Great Britain’s Skip Eve Muirhead in action during their Curling Round Robin match against Sweden at  the Ice Cube Curling Centre. Pihotograph: Andrew Milligan/PA Wire.

Great Britain’s Skip Eve Muirhead in action during their Curling Round Robin match against Sweden at the Ice Cube Curling Centre. Pihotograph: Andrew Milligan/PA Wire.

Tue, Feb 11, 2014, 01:00

The cold hits you in the face the second you close the door behind you. Harsh on the nostrils, wet on the eyes. This is it, finally. Winter cold at the Winter Olympics. You grab your coat by the sleeve-ends and zip it up to the neck.
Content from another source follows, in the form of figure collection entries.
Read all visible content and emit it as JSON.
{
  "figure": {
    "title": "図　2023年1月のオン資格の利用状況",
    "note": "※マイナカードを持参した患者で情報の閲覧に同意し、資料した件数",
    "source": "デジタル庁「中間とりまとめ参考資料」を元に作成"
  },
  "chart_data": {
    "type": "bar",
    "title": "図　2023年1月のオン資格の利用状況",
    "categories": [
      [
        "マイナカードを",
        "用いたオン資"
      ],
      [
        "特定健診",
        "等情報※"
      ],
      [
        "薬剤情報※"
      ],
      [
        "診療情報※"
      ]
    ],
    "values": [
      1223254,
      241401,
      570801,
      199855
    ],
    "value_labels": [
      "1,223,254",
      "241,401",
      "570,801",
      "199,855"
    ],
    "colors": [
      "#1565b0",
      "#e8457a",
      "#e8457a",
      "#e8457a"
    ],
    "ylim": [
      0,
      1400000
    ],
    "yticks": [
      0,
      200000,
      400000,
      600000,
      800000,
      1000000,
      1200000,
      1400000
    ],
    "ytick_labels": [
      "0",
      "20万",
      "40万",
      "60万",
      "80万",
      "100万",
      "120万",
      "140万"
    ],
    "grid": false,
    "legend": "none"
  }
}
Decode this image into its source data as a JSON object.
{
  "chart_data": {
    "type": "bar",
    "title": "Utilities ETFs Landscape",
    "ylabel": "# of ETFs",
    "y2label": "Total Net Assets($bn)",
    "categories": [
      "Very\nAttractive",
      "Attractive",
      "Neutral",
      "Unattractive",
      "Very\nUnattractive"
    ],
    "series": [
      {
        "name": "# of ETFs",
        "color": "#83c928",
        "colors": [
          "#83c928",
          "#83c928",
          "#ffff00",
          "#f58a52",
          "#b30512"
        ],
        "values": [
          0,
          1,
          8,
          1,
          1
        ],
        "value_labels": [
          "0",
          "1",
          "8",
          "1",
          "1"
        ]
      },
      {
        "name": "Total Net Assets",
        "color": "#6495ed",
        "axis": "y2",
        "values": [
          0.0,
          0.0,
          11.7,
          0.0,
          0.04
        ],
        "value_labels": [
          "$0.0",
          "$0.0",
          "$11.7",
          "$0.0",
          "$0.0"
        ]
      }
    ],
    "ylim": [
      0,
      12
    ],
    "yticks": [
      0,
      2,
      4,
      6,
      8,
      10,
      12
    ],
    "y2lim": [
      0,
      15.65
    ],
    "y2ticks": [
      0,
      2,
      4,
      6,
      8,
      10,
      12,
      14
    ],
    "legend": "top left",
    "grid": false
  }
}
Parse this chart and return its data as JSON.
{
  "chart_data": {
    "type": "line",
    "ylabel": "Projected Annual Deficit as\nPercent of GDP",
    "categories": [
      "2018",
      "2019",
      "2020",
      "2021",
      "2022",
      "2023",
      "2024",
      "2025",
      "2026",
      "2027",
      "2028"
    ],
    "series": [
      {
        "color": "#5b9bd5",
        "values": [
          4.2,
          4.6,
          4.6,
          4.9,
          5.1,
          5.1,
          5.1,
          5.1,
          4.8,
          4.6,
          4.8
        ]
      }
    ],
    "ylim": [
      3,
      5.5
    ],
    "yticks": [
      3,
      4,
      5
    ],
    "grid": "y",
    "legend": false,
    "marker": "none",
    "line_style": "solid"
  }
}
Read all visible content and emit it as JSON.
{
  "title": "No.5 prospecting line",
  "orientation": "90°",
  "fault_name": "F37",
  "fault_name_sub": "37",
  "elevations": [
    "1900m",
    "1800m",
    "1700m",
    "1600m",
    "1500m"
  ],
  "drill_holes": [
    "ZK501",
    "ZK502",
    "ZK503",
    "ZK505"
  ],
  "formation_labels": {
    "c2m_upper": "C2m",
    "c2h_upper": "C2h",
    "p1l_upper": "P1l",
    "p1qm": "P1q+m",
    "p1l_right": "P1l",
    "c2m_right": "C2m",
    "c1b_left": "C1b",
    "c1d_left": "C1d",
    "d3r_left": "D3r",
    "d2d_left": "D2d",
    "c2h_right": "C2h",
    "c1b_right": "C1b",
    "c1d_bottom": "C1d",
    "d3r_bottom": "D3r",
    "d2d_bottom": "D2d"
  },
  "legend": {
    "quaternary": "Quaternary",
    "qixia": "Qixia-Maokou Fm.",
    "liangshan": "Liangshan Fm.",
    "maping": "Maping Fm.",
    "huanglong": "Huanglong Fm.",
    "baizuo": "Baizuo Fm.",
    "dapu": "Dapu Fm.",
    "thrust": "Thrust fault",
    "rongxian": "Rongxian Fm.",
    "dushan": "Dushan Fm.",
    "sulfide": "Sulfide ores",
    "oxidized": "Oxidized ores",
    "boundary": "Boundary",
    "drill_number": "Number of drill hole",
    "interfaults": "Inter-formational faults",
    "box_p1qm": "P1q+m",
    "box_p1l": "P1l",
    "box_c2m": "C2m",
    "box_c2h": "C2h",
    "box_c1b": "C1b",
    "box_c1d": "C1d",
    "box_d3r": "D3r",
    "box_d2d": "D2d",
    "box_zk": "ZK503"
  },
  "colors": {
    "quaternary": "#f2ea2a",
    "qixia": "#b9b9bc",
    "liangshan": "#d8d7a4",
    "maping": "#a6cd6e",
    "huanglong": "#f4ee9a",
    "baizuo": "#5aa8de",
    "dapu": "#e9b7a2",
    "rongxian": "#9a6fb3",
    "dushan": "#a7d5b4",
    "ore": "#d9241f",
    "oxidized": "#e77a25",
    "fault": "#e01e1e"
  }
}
Fish in your bag for that arctic-grade Cossack hat that seemed a bit much at the time you bought it but makes you feel pretty clever now. Take your seat and look around you, thinking what everyone else is thinking. Air conditioning is a bitch.

It was another day of blue skies and warm air in Sochi yesterday, with the temperatures getting up to 16 Celsius. So balmy was it up on the mountain that they had to cancel practice on the ski jump because the snow in the landing area was melting. If you wanted any sense of what it was to be around winter sport, you had to go indoors.

To the curling, then, in the aptly named Ice Cube. For the Winter Olympics agnostic, curling is the very essence of the games. A sport to watch out of curiosity for these two weeks and then under no circumstances allow your eye to wander towards even once in the next four years. Grimly slow, monotonously watchable and quite, quite odd.


Vaguely exciting
The opening group matches held the floor at the Ice Cube all day yesterday, men in the morning and evening, women in the afternoon. We went to see the women, since it was they who made the sport’s first impression on the outside world when the British team win gold in Salt Lake 12 years ago.

When it turns out that the schoolteachery captain (actually, they say “skip” in curling) of that 2002 team is now the schoolmistressy head coach of the current side, it feels vaguely exciting.

Curling built up a cult following during those Salt Lake games, most especially among late-night wasters who didn’t want to peel themselves off the couch and go to bed.

When Rhona Martin sent down the death-or-glory last stone in the final to take gold, many of us could scarce forebear to weep. Well, we rubbed our eyes at any rate. It was about three in the morning after all and there may or may not have been drink taken.

Anyway, she’s Rhona Howie now and her team of screechy young Scots got their Olympics underway against Sweden yesterday. It only took a few ends to get the ebbs and flows and tos and fros of curling back on the eye. Lawn bowls on ice, basically.